Os homicídios em 2018 caíram com
relação a 2017 e a queda foi intensa e generalizada. Dos 27 Estados, 24
apresentaram queda. Em magnitude, a média foi de -13%, uma das mais intensas da
última década. Os números e detalhes de cada estado podem ser consultados no
projeto Monitor da Violência, organizado em conjunto pelo G1, NEV e Fórum
Brasileiro de Segurança Pública. Com dados disponíveis até metade do ano, a tendência
também pode ser verificada através do Painel de Monitoramento da Mortalidade do
Datasus ou no meu blog, onde compilo as estatísticas estaduais de homicídios e
outros crimes.
Se os dados são unanimes ao
apontarem a melhora significativa dos homicídios em 2018, as interpretações
sobre as razões da queda estão longe da unanimidade. Instados pelo G1 a
interpretar o fenômeno, meus colegas Renato Sergio de Lima e Samira Bueno, do
FBSP, apostam nas políticas de segurança pública colocadas em prática pelos
Estados nos últimos anos, como a cooperação entre diferentes órgãos e instancias
governamentais. Meu amigo Bruno Manso, pelo NEV-USP, interpreta a queda como um
momento de pacificação dos confrontos promovidos pelo crime organizado nos anos
anteriores, que fizeram os homicídios crescer no Norte/Nordeste.
Ambas interpretações
explicam parte da realidade, mas deixam de lado questões importantes: por que
em tantos Estados? Por que simultaneamente? Por que com esta intensidade? Como
explicar a queda também generalizada nos roubos? Como se vinculam os projetos
adotados nos Estados, bastante díspares, com a queda intensa dos homicídios?

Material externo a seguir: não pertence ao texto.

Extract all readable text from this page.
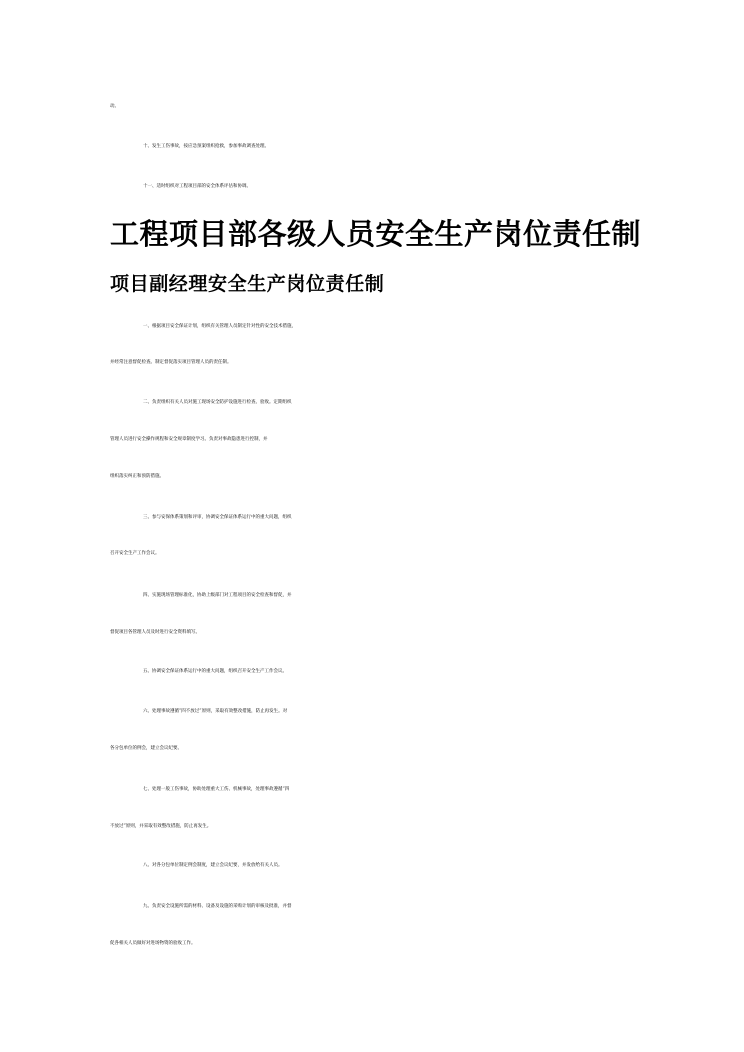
动。
十、发生工伤事故，按应急预案组织抢救，参加事故调查处理。
十一、适时组织对工程项目部的安全体系评估和协调。
工程项目部各级人员安全生产岗位责任制
项目副经理安全生产岗位责任制
一、根据项目安全保证计划，组织有关管理人员制定针对性的安全技术措施，
并经常注意督促检查。制定督促落实项目管理人员的责任制。
二、负责组织有关人员对施工现场安全防护设施进行检查、验收。定期组织
管理人员进行安全操作规程和安全规章制度学习。负责对事故隐患进行控制，并
组织落实纠正和预防措施。
三、参与安保体系策划和评审，协调安全保证体系运行中的重大问题，组织
召开安全生产工作会议。
四、实施现场管理标准化，协助上级部门对工程项目的安全检查和督促，并
督促项目各管理人员及时进行安全资料填写。
五、协调安全保证体系运行中的重大问题，组织召开安全生产工作会议。
六、处理事故遵循“四不放过”原则，采取有效整改措施，防止再发生。对
各分包单位的例会，建立会议纪要。
七、处理一般工伤事故，协助处理重大工伤、机械事故，处理事故遵循“四
不放过”原则，并采取有效整改措施，防止再发生。
八、对各分包单位制定例会制度，建立会议纪要，并发放给有关人员。
九、负责安全设施所需的材料、设备及设施的采购计划的审核及批准，并督
促各相关人员做好对进场物资的验收工作。
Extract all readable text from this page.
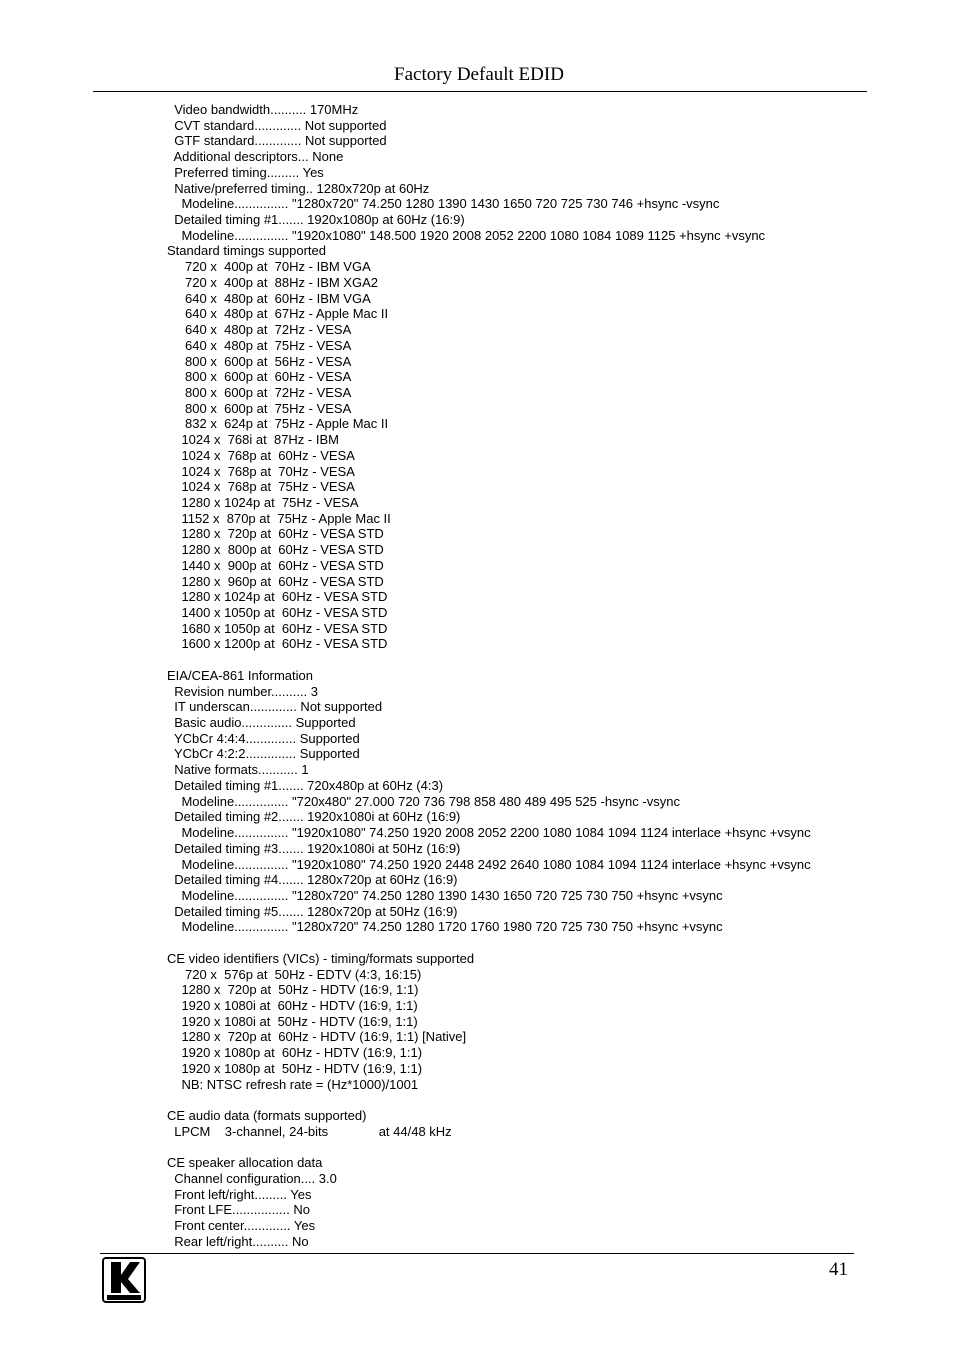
Factory Default EDID
Video bandwidth.......... 170MHz
CVT standard............. Not supported
GTF standard............. Not supported
Additional descriptors... None
Preferred timing......... Yes
Native/preferred timing.. 1280x720p at 60Hz
Modeline............... "1280x720" 74.250 1280 1390 1430 1650 720 725 730 746 +hsync -vsync
Detailed timing #1....... 1920x1080p at 60Hz (16:9)
Modeline............... "1920x1080" 148.500 1920 2008 2052 2200 1080 1084 1089 1125 +hsync +vsync
Standard timings supported
720 x  400p at  70Hz - IBM VGA
720 x  400p at  88Hz - IBM XGA2
640 x  480p at  60Hz - IBM VGA
640 x  480p at  67Hz - Apple Mac II
640 x  480p at  72Hz - VESA
640 x  480p at  75Hz - VESA
800 x  600p at  56Hz - VESA
800 x  600p at  60Hz - VESA
800 x  600p at  72Hz - VESA
800 x  600p at  75Hz - VESA
832 x  624p at  75Hz - Apple Mac II
1024 x  768i at  87Hz - IBM
1024 x  768p at  60Hz - VESA
1024 x  768p at  70Hz - VESA
1024 x  768p at  75Hz - VESA
1280 x 1024p at  75Hz - VESA
1152 x  870p at  75Hz - Apple Mac II
1280 x  720p at  60Hz - VESA STD
1280 x  800p at  60Hz - VESA STD
1440 x  900p at  60Hz - VESA STD
1280 x  960p at  60Hz - VESA STD
1280 x 1024p at  60Hz - VESA STD
1400 x 1050p at  60Hz - VESA STD
1680 x 1050p at  60Hz - VESA STD
1600 x 1200p at  60Hz - VESA STD
EIA/CEA-861 Information
Revision number.......... 3
IT underscan............. Not supported
Basic audio.............. Supported
YCbCr 4:4:4.............. Supported
YCbCr 4:2:2.............. Supported
Native formats........... 1
Detailed timing #1....... 720x480p at 60Hz (4:3)
Modeline............... "720x480" 27.000 720 736 798 858 480 489 495 525 -hsync -vsync
Detailed timing #2....... 1920x1080i at 60Hz (16:9)
Modeline............... "1920x1080" 74.250 1920 2008 2052 2200 1080 1084 1094 1124 interlace +hsync +vsync
Detailed timing #3....... 1920x1080i at 50Hz (16:9)
Modeline............... "1920x1080" 74.250 1920 2448 2492 2640 1080 1084 1094 1124 interlace +hsync +vsync
Detailed timing #4....... 1280x720p at 60Hz (16:9)
Modeline............... "1280x720" 74.250 1280 1390 1430 1650 720 725 730 750 +hsync +vsync
Detailed timing #5....... 1280x720p at 50Hz (16:9)
Modeline............... "1280x720" 74.250 1280 1720 1760 1980 720 725 730 750 +hsync +vsync
CE video identifiers (VICs) - timing/formats supported
720 x  576p at  50Hz - EDTV (4:3, 16:15)
1280 x  720p at  50Hz - HDTV (16:9, 1:1)
1920 x 1080i at  60Hz - HDTV (16:9, 1:1)
1920 x 1080i at  50Hz - HDTV (16:9, 1:1)
1280 x  720p at  60Hz - HDTV (16:9, 1:1) [Native]
1920 x 1080p at  60Hz - HDTV (16:9, 1:1)
1920 x 1080p at  50Hz - HDTV (16:9, 1:1)
NB: NTSC refresh rate = (Hz*1000)/1001
CE audio data (formats supported)
LPCM    3-channel, 24-bits              at 44/48 kHz
CE speaker allocation data
Channel configuration.... 3.0
Front left/right......... Yes
Front LFE................ No
Front center............. Yes
Rear left/right.......... No
41
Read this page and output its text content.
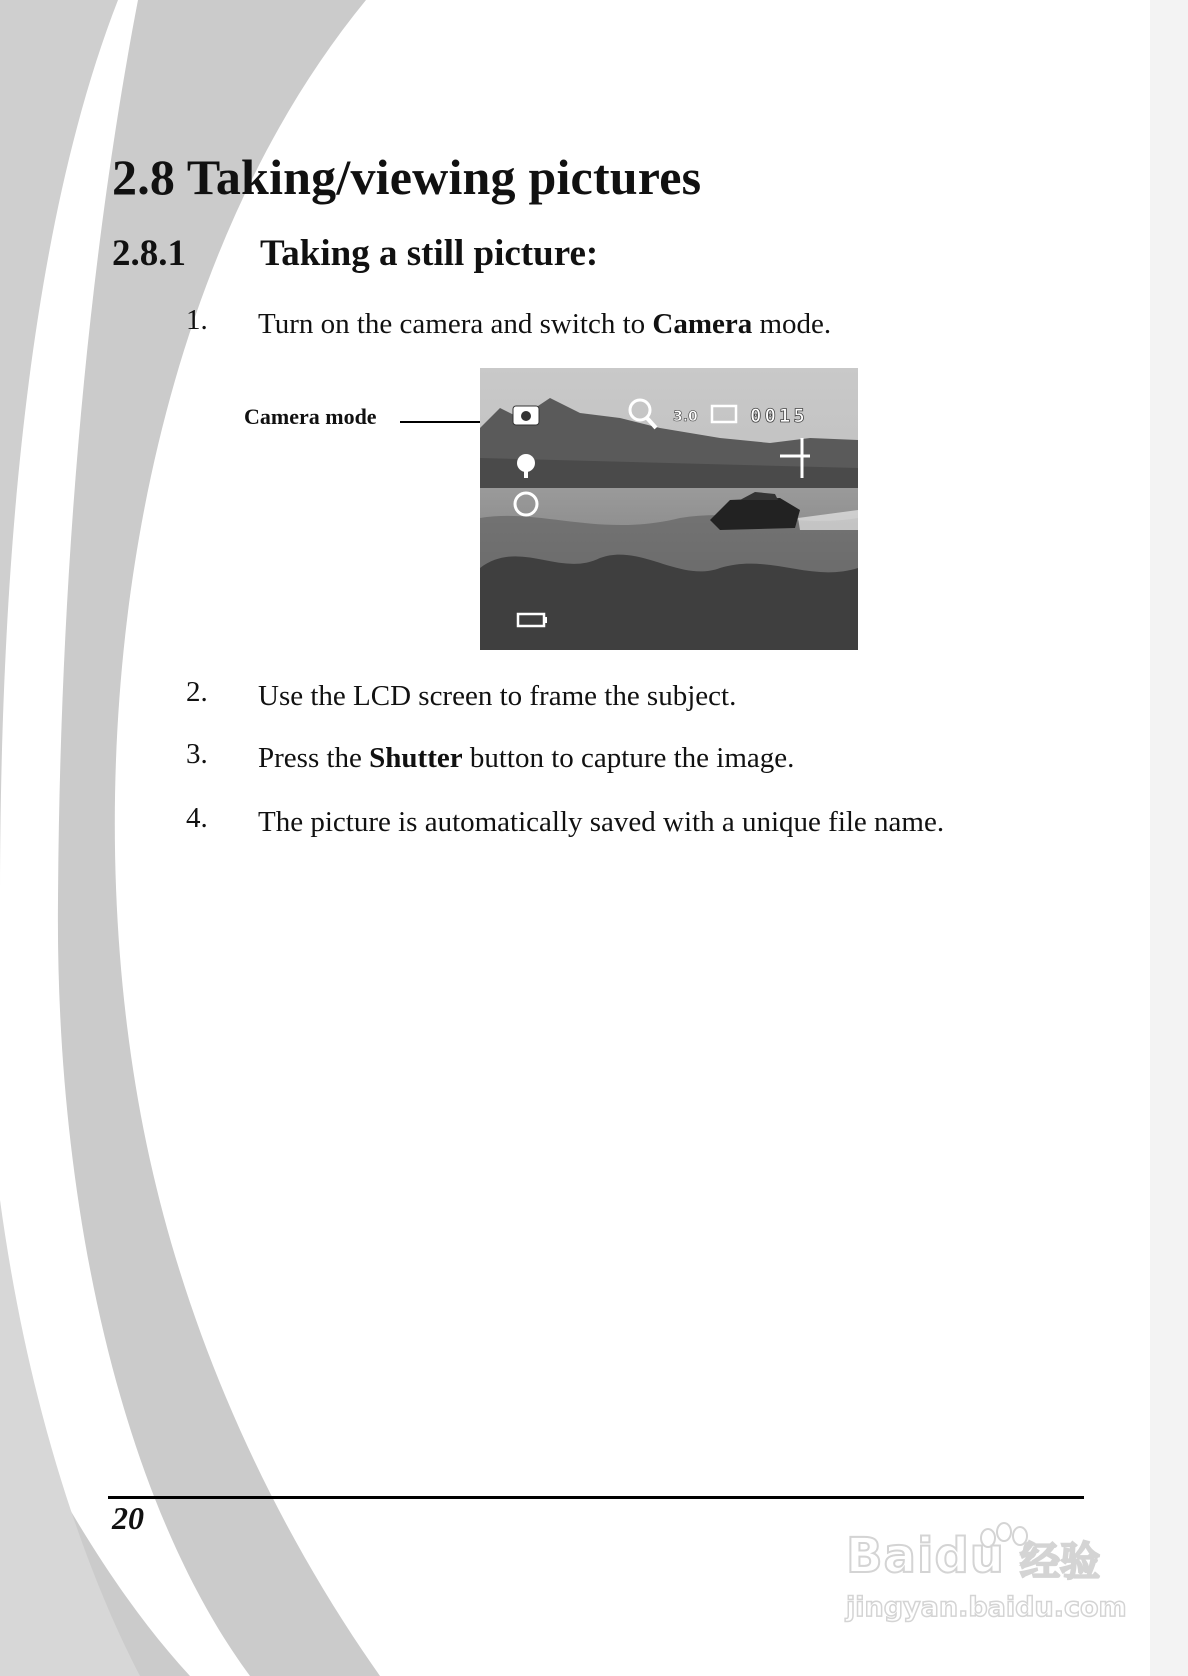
2.8 Taking/viewing pictures
2.8.1 Taking a still picture:
1. Turn on the camera and switch to Camera mode.
Camera mode	3.0	0015
2. Use the LCD screen to frame the subject.
3. Press the Shutter button to capture the image.
4. The picture is automatically saved with a unique file name.
20
Baidu 经验
jingyan.baidu.com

Que evidências temos do impacto destes projetos?
Na qualidade de ex-pesquisador do
NEV e de membro fundador do FBSP, gostaria de propor uma teoria unificada sobre
o fenômeno – que reconhece o papel das políticas de segurança pública de
segurança e da dinâmica das facções em alguns estados e momentos – mas que vê a
queda basicamente como um subproduto mais amplo do contexto socioeconômico e
social.
Como escrevi em artigo em janeiro último
sobre os indicadores econômicos, “após cair -5,7 no quarto trimestre de 2015 a
velocidade da queda do PIB começa a desacelerar até que o sinal se torna
ligeiramente positivo no primeiro trimestre de 2017. Os cheques sem fundo –
indicador de inadimplência do consumidor - atingem seu auge no quarto
trimestre de 2015 e a partir daí desaceleram, passando a cair no primeiro
trimestre de 2017. A taxa de desemprego também chega ao máximo no quarto
trimestre de 2015, caindo desde então até tornar-se negativa, no início de
2018. Como consequência, o ICC, que é uma medida subjetiva da crise, inverte de
tendência a partir do 3T de 2015, passando a aumentar desde então, ainda que de
forma um tanto errática, com algumas idas e vindas. Ainda que ténue, o quadro
geral mostra uma melhora dos indicadores econômicos em 2017 e 2018. Isto nos
ajuda a entender em parte a queda de roubos e homicídios na maioria dos estados
em 2018.” https://tuliokahn.blogspot.com/2019/01/economia-nao-e-destino-mas-ajuda-um.html
Conjuntura econômica impacta no
crime? Na tabela abaixo vemos as taxas de roubos e roubos de veículos nos
estados, entre 2001 e 2018. As taxas estão desagregadas pelos trimestres de
recessão (em laranja) e trimestres de expansão da economia(em azul), conforme a
classificação do CODACE/FGV. Dos 27 estados analisados, em 26 as taxas de
roubos são maiores nos trimestres de recessão, como seria esperado. Além disso,
existem evidências extraídas de São Paulo de que a apreensão de armas pela
polícia cai -3,2% nos trimestres em que a economia está em expansão (e os
roubos diminuindo), enquanto crescem cerca de 4% nos trimestres em que a
economia está em recessão (e os roubos aumentando)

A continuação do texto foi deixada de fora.